The closure of a lattice-ordered permutation group

Abstract

Let \( (G,\mit\Omega) \) be an l-permutation group, with \( \mit\Omega \) a chain and \( \bar{\mit\Omega} \) its Dedekind completion. The gate completion \( (G^:,\bar{\mit\Omega}) \) consists of the elements of the automorphism group \( A(\bar{\mit\Omega}) \) which can be "gated" by elements of G, or equivalently, which respect the "tyings" (roughly, equality of stabilizer subgroups) of \( (G,\mit\Omega) \) [7].In this sequel we find that \( (G^:,\bar{\mit\Omega}) \) and its variant \( (G^{o:},\bar{\mit\Omega}) \) have order closed stabilizer subgroups, making \( G^: \) and \( G^{o:} \) completely distributive l-groups. The order closure of Gin \( A(\bar{\mit\Omega}) \) turns out to be \( G^{o:} \).
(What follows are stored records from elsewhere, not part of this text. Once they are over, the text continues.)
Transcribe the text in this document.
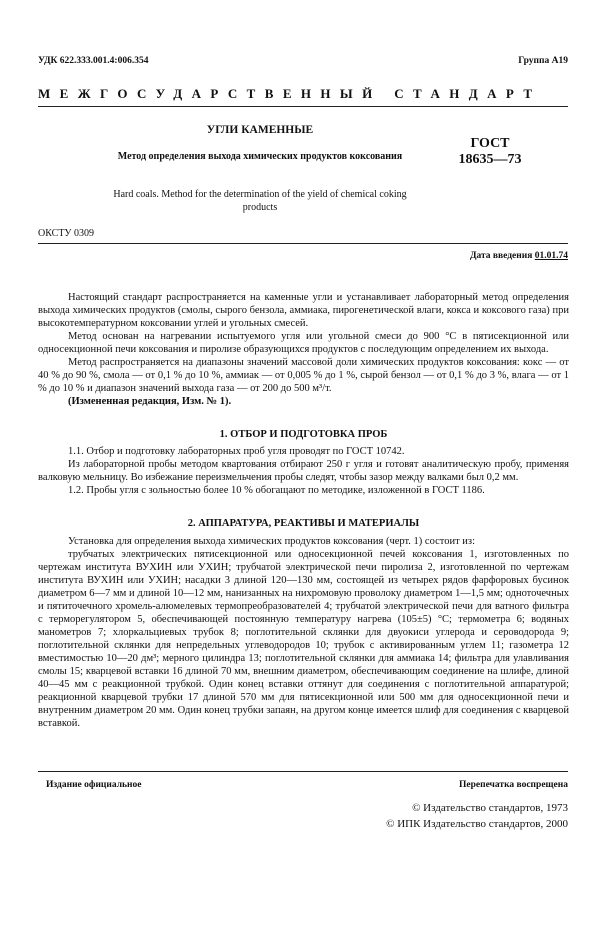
УДК 622.333.001.4:006.354	Группа А19
МЕЖГОСУДАРСТВЕННЫЙ СТАНДАРТ
УГЛИ КАМЕННЫЕ
Метод определения выхода химических продуктов коксования
Hard coals. Method for the determination of the yield of chemical coking products
ГОСТ
18635—73
ОКСТУ 0309
Дата введения 01.01.74

Настоящий стандарт распространяется на каменные угли и устанавливает лабораторный метод определения выхода химических продуктов (смолы, сырого бензола, аммиака, пирогенетической влаги, кокса и коксового газа) при высокотемпературном коксовании углей и угольных смесей.

Метод основан на нагревании испытуемого угля или угольной смеси до 900 °С в пятисекционной или односекционной печи коксования и пиролизе образующихся продуктов с последующим определением их выхода.

Метод распространяется на диапазоны значений массовой доли химических продуктов коксования: кокс — от 40 % до 90 %, смола — от 0,1 % до 10 %, аммиак — от 0,005 % до 1 %, сырой бензол — от 0,1 % до 3 %, влага — от 1 % до 10 % и диапазон значений выхода газа — от 200 до 500 м³/т.

(Измененная редакция, Изм. № 1).

1. ОТБОР И ПОДГОТОВКА ПРОБ

1.1. Отбор и подготовку лабораторных проб угля проводят по ГОСТ 10742.

Из лабораторной пробы методом квартования отбирают 250 г угля и готовят аналитическую пробу, применяя валковую мельницу. Во избежание переизмельчения пробы следят, чтобы зазор между валками был 0,2 мм.

1.2. Пробы угля с зольностью более 10 % обогащают по методике, изложенной в ГОСТ 1186.

2. АППАРАТУРА, РЕАКТИВЫ И МАТЕРИАЛЫ

Установка для определения выхода химических продуктов коксования (черт. 1) состоит из:

трубчатых электрических пятисекционной или односекционной печей коксования 1, изготовленных по чертежам института ВУХИН или УХИН; трубчатой электрической печи пиролиза 2, изготовленной по чертежам института ВУХИН или УХИН; насадки 3 длиной 120—130 мм, состоящей из четырех рядов фарфоровых бусинок диаметром 6—7 мм и длиной 10—12 мм, нанизанных на нихромовую проволоку диаметром 1—1,5 мм; одноточечных и пятиточечного хромель-алюмелевых термопреобразователей 4; трубчатой электрической печи для ватного фильтра с терморегулятором 5, обеспечивающей постоянную температуру нагрева (105±5) °С; термометра 6; водяных манометров 7; хлоркальциевых трубок 8; поглотительной склянки для двуокиси углерода и сероводорода 9; поглотительной склянки для непредельных углеводородов 10; трубок с активированным углем 11; газометра 12 вместимостью 10—20 дм³; мерного цилиндра 13; поглотительной склянки для аммиака 14; фильтра для улавливания смолы 15; кварцевой вставки 16 длиной 70 мм, внешним диаметром, обеспечивающим соединение на шлифе, длиной 40—45 мм с реакционной трубкой. Один конец вставки оттянут для соединения с поглотительной аппаратурой; реакционной кварцевой трубки 17 длиной 570 мм для пятисекционной или 500 мм для односекционной печи и внутренним диаметром 20 мм. Один конец трубки запаян, на другом конце имеется шлиф для соединения с кварцевой вставкой.

Издание официальное	Перепечатка воспрещена
© Издательство стандартов, 1973
© ИПК Издательство стандартов, 2000
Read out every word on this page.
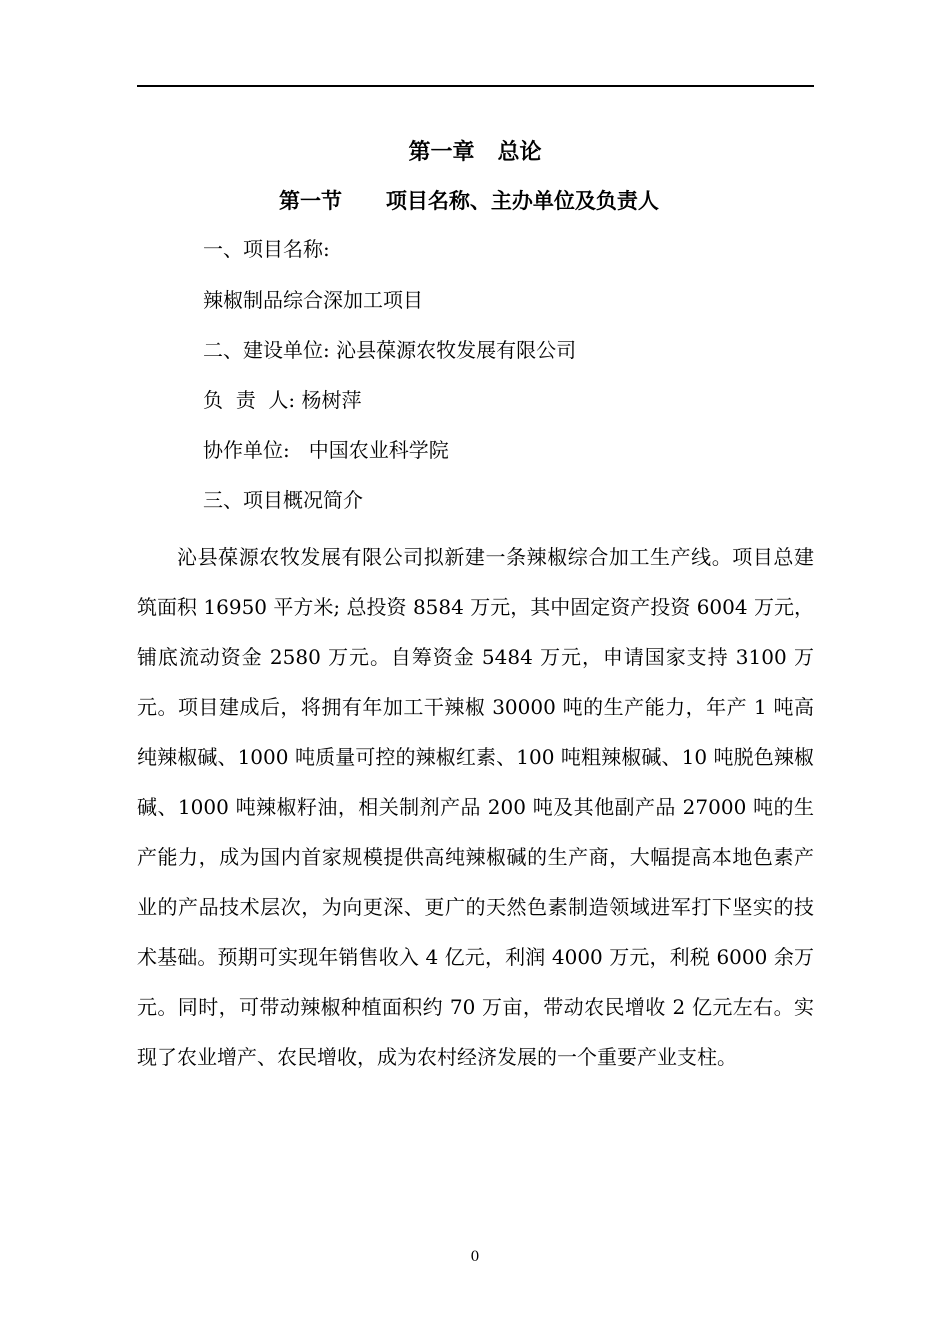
第一章   总论
第一节      项目名称、主办单位及负责人
一、项目名称:
辣椒制品综合深加工项目
二、建设单位: 沁县葆源农牧发展有限公司
负  责  人: 杨树萍
协作单位:   中国农业科学院
三、项目概况简介

沁县葆源农牧发展有限公司拟新建一条辣椒综合加工生产线。项目总建筑面积 16950 平方米; 总投资 8584 万元，其中固定资产投资 6004 万元，铺底流动资金 2580 万元。自筹资金 5484 万元，申请国家支持 3100 万元。项目建成后，将拥有年加工干辣椒 30000 吨的生产能力，年产 1 吨高纯辣椒碱、1000 吨质量可控的辣椒红素、100 吨粗辣椒碱、10 吨脱色辣椒碱、1000 吨辣椒籽油，相关制剂产品 200 吨及其他副产品 27000 吨的生产能力，成为国内首家规模提供高纯辣椒碱的生产商，大幅提高本地色素产业的产品技术层次，为向更深、更广的天然色素制造领域进军打下坚实的技术基础。预期可实现年销售收入 4 亿元，利润 4000 万元，利税 6000 余万元。同时，可带动辣椒种植面积约 70 万亩，带动农民增收 2 亿元左右。实现了农业增产、农民增收，成为农村经济发展的一个重要产业支柱。

0
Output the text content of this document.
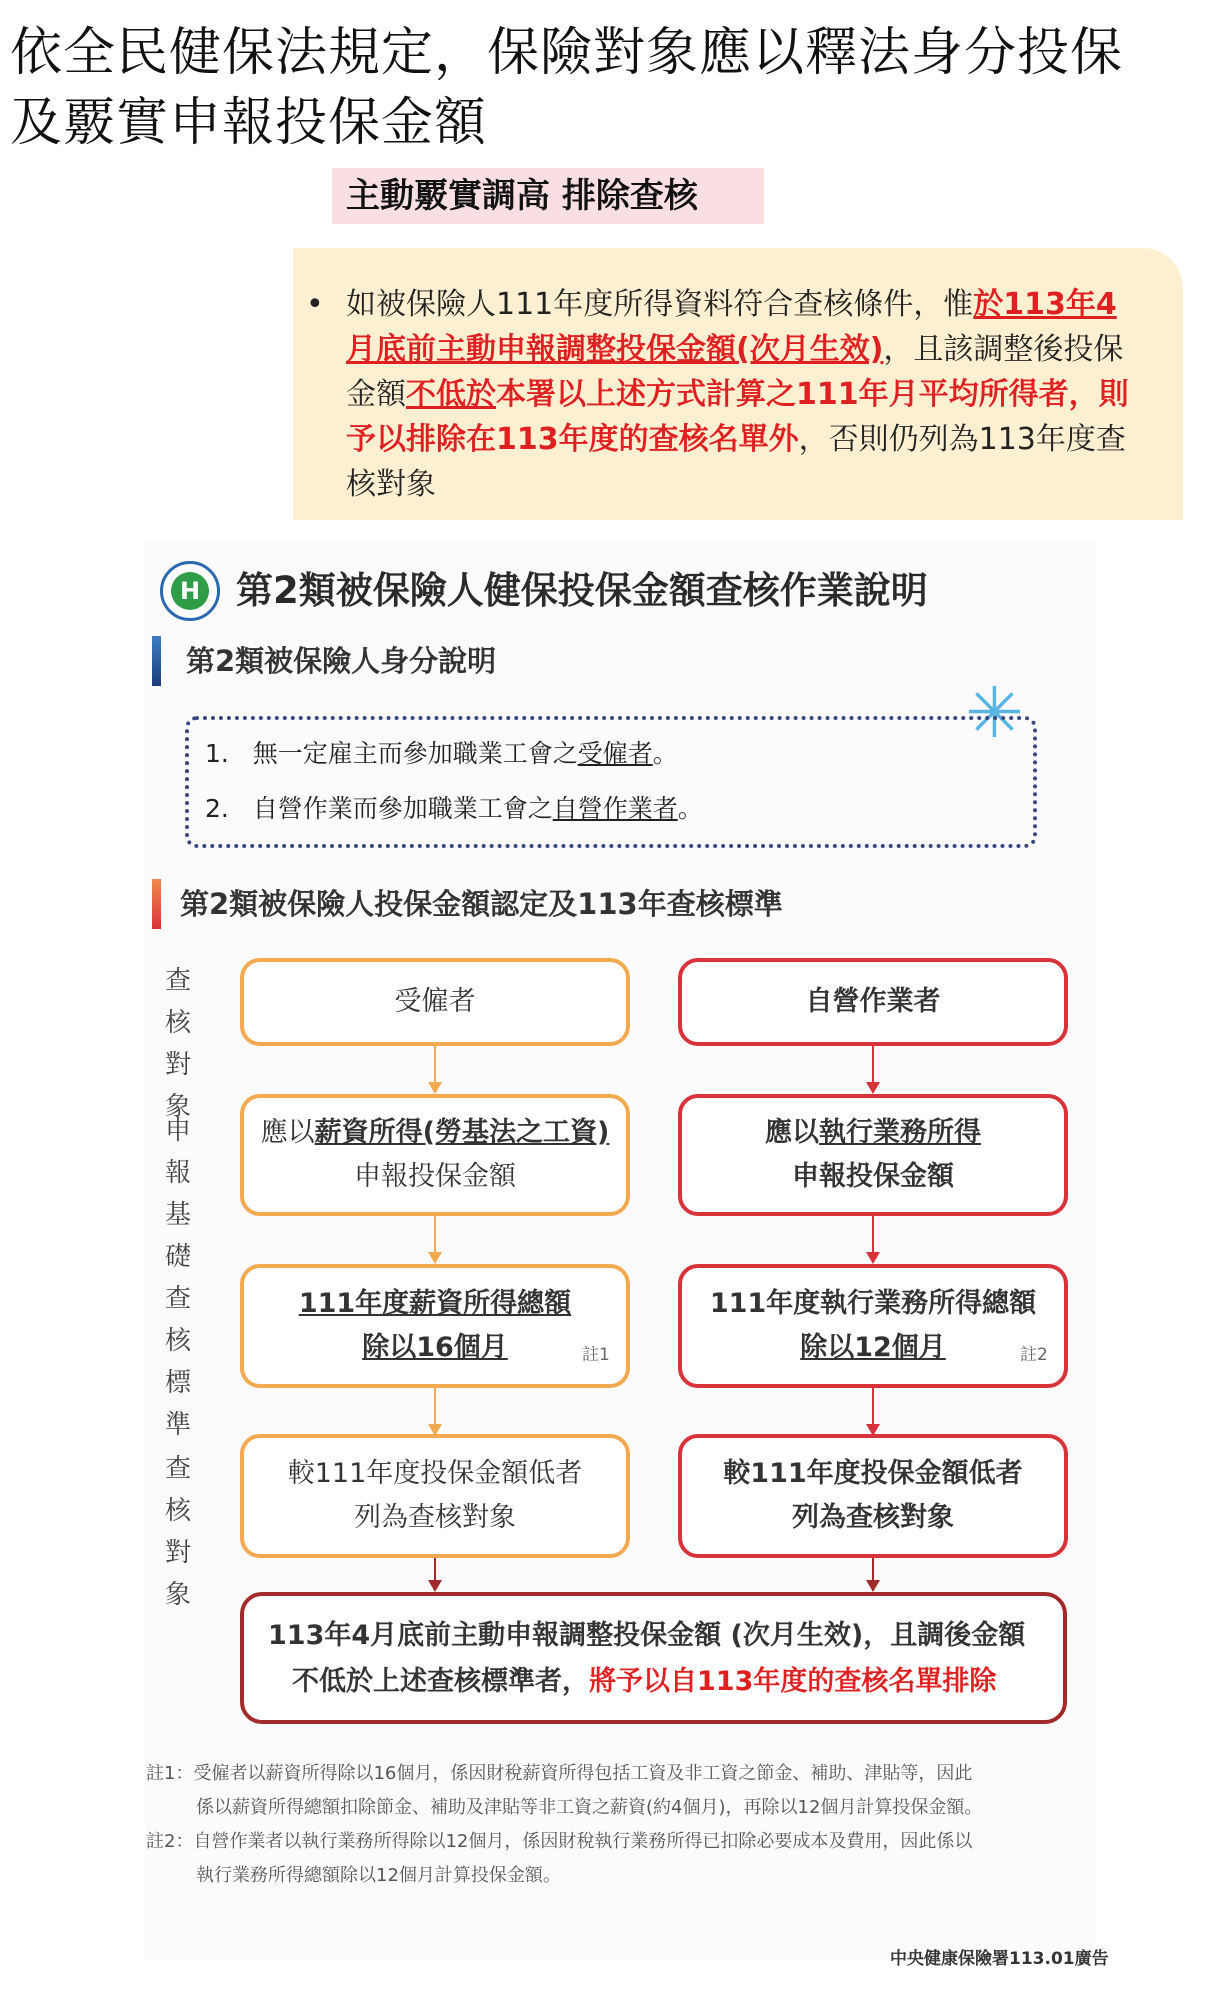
依全民健保法規定，保險對象應以釋法身分投保
及覈實申報投保金額
主動覈實調高 排除查核
• 如被保險人111年度所得資料符合查核條件，惟於113年4月底前主動申報調整投保金額(次月生效)，且該調整後投保金額不低於本署以上述方式計算之111年月平均所得者，則予以排除在113年度的查核名單外，否則仍列為113年度查核對象
H 第2類被保險人健保投保金額查核作業說明
第2類被保險人身分說明
✳
1. 無一定雇主而參加職業工會之受僱者。
2. 自營作業而參加職業工會之自營作業者。
第2類被保險人投保金額認定及113年查核標準
查核
對象
申報
基礎
查核
標準
查核
對象
受僱者
應以薪資所得(勞基法之工資)
申報投保金額
111年度薪資所得總額
除以16個月	註1
較111年度投保金額低者
列為查核對象
自營作業者
應以執行業務所得
申報投保金額
111年度執行業務所得總額
除以12個月	註2
較111年度投保金額低者
列為查核對象
113年4月底前主動申報調整投保金額 (次月生效)，且調後金額
不低於上述查核標準者，將予以自113年度的查核名單排除
註1：受僱者以薪資所得除以16個月，係因財稅薪資所得包括工資及非工資之節金、補助、津貼等，因此
係以薪資所得總額扣除節金、補助及津貼等非工資之薪資(約4個月)，再除以12個月計算投保金額。
註2：自營作業者以執行業務所得除以12個月，係因財稅執行業務所得已扣除必要成本及費用，因此係以
執行業務所得總額除以12個月計算投保金額。
中央健康保險署113.01廣告
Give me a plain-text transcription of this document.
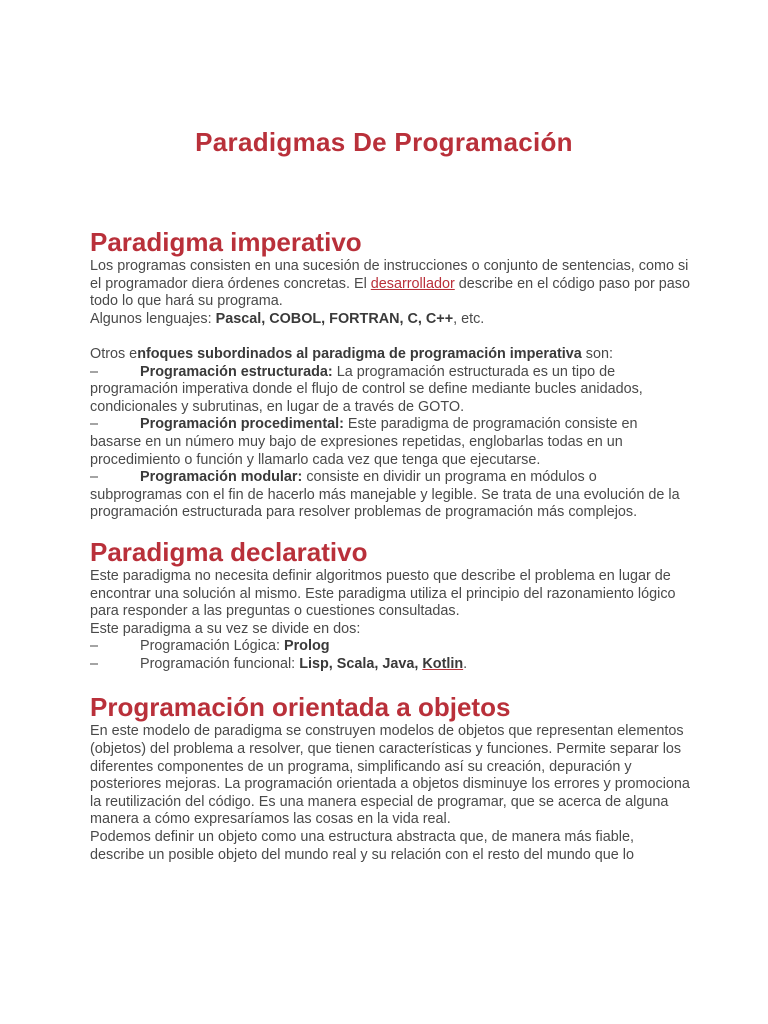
Paradigmas De Programación
Paradigma imperativo

Los programas consisten en una sucesión de instrucciones o conjunto de sentencias, como si el programador diera órdenes concretas. El desarrollador describe en el código paso por paso todo lo que hará su programa.

Algunos lenguajes: Pascal, COBOL, FORTRAN, C, C++, etc.

Otros enfoques subordinados al paradigma de programación imperativa son:

–	Programación estructurada: La programación estructurada es un tipo de programación imperativa donde el flujo de control se define mediante bucles anidados, condicionales y subrutinas, en lugar de a través de GOTO.

–	Programación procedimental: Este paradigma de programación consiste en basarse en un número muy bajo de expresiones repetidas, englobarlas todas en un procedimiento o función y llamarlo cada vez que tenga que ejecutarse.

–	Programación modular: consiste en dividir un programa en módulos o subprogramas con el fin de hacerlo más manejable y legible. Se trata de una evolución de la programación estructurada para resolver problemas de programación más complejos.

Paradigma declarativo

Este paradigma no necesita definir algoritmos puesto que describe el problema en lugar de encontrar una solución al mismo. Este paradigma utiliza el principio del razonamiento lógico para responder a las preguntas o cuestiones consultadas.

Este paradigma a su vez se divide en dos:

–	Programación Lógica: Prolog

–	Programación funcional: Lisp, Scala, Java, Kotlin.

Programación orientada a objetos

En este modelo de paradigma se construyen modelos de objetos que representan elementos (objetos) del problema a resolver, que tienen características y funciones. Permite separar los diferentes componentes de un programa, simplificando así su creación, depuración y posteriores mejoras. La programación orientada a objetos disminuye los errores y promociona la reutilización del código. Es una manera especial de programar, que se acerca de alguna manera a cómo expresaríamos las cosas en la vida real.

Podemos definir un objeto como una estructura abstracta que, de manera más fiable, describe un posible objeto del mundo real y su relación con el resto del mundo que lo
Moreover, the elements of \( G^{o:} \) (and of \( G^: \)) can be readily constructed from those of G. Every \( h \in G^{o:} \) can be written as¶¶\( h = \bigvee \limits _i \bigwedge \limits _j \bigvee \limits _k g_{ijk}\qquad (g_{ijk} \in G) \)¶¶When \( \mit\Omega \) is countable, this can be improved to say that \( h = \bigvee \limits _i \bigwedge \limits _j g_{ij}\qquad (g_{ij} \in G) \)¶¶These results illuminate several of the standard completions of abstract completely distributive l-groups. The proofs use the structure theory of l-permutation groups to focus on the constraints imposed by tyings.